Оппозиционер и революционер в России суть принципиально разные социально-исторические типы. Оппозиционер здесь не тот, кто хочет прийти к власти, а тот, кто когда-то бывал подле власти. Именно поэтому оппозиционная риторика в России всегда конкретна и ретроспективна («Вот при мне такого бардака не было!»), следовательно, ущербна. Оппозиционеры не способны что-либо поменять и просто отрабатывают деньги тех, кто заказывает в России какофонию «управляемого хаоса». Наоборот, революционеры мыслят перспективно, им нет дела до разочарований, и потому (снова парадокс!) революционеры в России – настоящие, подлинные ортодоксы и консерваторы.

Революции имплицитно консервативны; они неизбежно знаменуют собой некий откат в прошлое, к исторически проверенным общественным формам, ибо гармонию (особенно социальную) в каждом конкретном случае приходится выстраивать с нуля [4]. Вспомним диктатуру пролетариата: тут и трудовая повинность военного коммунизма, напоминающая азиатский способ производства, и даже своеобразный неофеодализм с привилегиями, основанными на учете классового происхождения (почти аналогичного сословной принадлежности). Соответственно, драматизм революции определяется скорее не величиной дисбаланса производительных сил и производственных отношений, а тем, насколько радикально-еретически будут настроены носители революционной идеологии. Иногда культуру обрезают под самый корень, возвращаясь к совершенно диким временам и обычаям. Радикал (от лат. radix – корень) производит травматическую обрезку веток технологии на древе культуры, чтобы то росло и цвело пышнее и разнообразнее. Нет обрезки – и от культуры останется голый ствол основных инстинктов, увитый сорняками фрейдистских комплексов.

Как правило, серьезные социальные потрясения происходят в те эпохи, когда технологический расцвет неизбежно и остро контрастирует с упадком нравов. Кризис духовного оскудения разрешался кровавыми жертвоприношениями на алтарях революций, ибо где на одном полюсе цинизм, на другом – суеверия и предрассудки. Рыба гниет с головы, и первые мысли о перевороте посещают умы т. н. элиты. Это и декабристы (трагедия), и упитанный новорусский «креативный класс» – болотные декабристы декабря 2011 г. (фарс), выступавшие в периоды «междуцарствия». Попробуем в связи с этим развить бессмертный ленинский тезис о трех этапах освободительного движения. По нашему мнению, брожение мыслей неизменно начинается с верхов: там есть время подумать о вечном (аристократическая праздность располагает к рефлексии и умствованиям) и осознать глубину нравственного падения правящей верхушки (т. е. представителей своего сословия, что особенно горько и обидно). Однако это локальный протест. Отвращение к аморальности, как правило, дополняется идеалистически-утопичной программой действий («страшно далеки они от народа» [5]). Занятие революцией – своеобразное рискованное хобби элиты, облагороженное тем, что лучшие его представители воспитаны в духе исторической ответственности, а посему увлечение вольнодумством совершенно бескорыстно и не приносит ничего, кроме опасностей. Революция для аристократов дело неблагодарное, так как отрицает их самих. Заговорщики-аристократы – пророки революции.

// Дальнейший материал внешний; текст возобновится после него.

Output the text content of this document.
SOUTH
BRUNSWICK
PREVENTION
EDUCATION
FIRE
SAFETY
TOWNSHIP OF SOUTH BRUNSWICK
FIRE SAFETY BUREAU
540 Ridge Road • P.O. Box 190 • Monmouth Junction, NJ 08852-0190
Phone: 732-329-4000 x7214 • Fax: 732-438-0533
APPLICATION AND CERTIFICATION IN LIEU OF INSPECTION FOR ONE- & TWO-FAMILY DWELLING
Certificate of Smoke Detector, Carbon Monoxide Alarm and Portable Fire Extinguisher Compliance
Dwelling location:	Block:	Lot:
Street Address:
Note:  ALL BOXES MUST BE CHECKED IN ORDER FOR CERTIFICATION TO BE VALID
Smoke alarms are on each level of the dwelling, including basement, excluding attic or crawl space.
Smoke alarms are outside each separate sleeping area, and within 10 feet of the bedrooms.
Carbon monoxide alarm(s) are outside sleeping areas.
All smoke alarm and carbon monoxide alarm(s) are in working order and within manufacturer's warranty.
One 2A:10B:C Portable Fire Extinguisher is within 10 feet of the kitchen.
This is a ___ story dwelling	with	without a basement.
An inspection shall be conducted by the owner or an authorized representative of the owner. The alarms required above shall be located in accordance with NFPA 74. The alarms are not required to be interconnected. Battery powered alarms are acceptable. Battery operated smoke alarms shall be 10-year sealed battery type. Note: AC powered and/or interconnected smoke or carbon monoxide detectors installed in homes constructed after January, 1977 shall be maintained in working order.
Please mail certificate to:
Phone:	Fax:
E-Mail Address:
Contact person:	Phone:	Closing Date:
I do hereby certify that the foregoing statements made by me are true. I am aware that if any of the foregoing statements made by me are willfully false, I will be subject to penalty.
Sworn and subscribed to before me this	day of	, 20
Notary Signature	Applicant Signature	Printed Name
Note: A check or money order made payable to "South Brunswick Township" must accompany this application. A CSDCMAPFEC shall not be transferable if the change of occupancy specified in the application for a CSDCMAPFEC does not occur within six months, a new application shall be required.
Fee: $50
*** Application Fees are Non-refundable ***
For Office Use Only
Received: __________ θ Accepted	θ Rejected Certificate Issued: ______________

Второй этап (условно «разночинский») обусловлен проникновением просвещения в средние слои населения. Разночинцы фрустрированы невозможностью сравниться в социальном статусе с аристократами, притом что уровень образования разночинцев на тот момент едва ли не превосходит просвещенность элиты, массово погрязшей в пороках. Конфликт разрешается более драматично: приспособленцы-разночинцы делают карьеру и идут вверх (способствуя быстрейшему закрытию класса элиты), непрактичные разночинцы идут вниз, практикуя просвещение угнетенного населения. В просветителях много творческой самоотверженности. Если дворяне-революционеры несколько эгоцентрично видят в революции свою сословную миссию (кто, если не мы, рожденные править?), для разночинцев революция – в служении идеалу народа (а не идеалу Отечества, как у дворян). Образ конкретизируется. Разночинцы – апостолы и мученики революции.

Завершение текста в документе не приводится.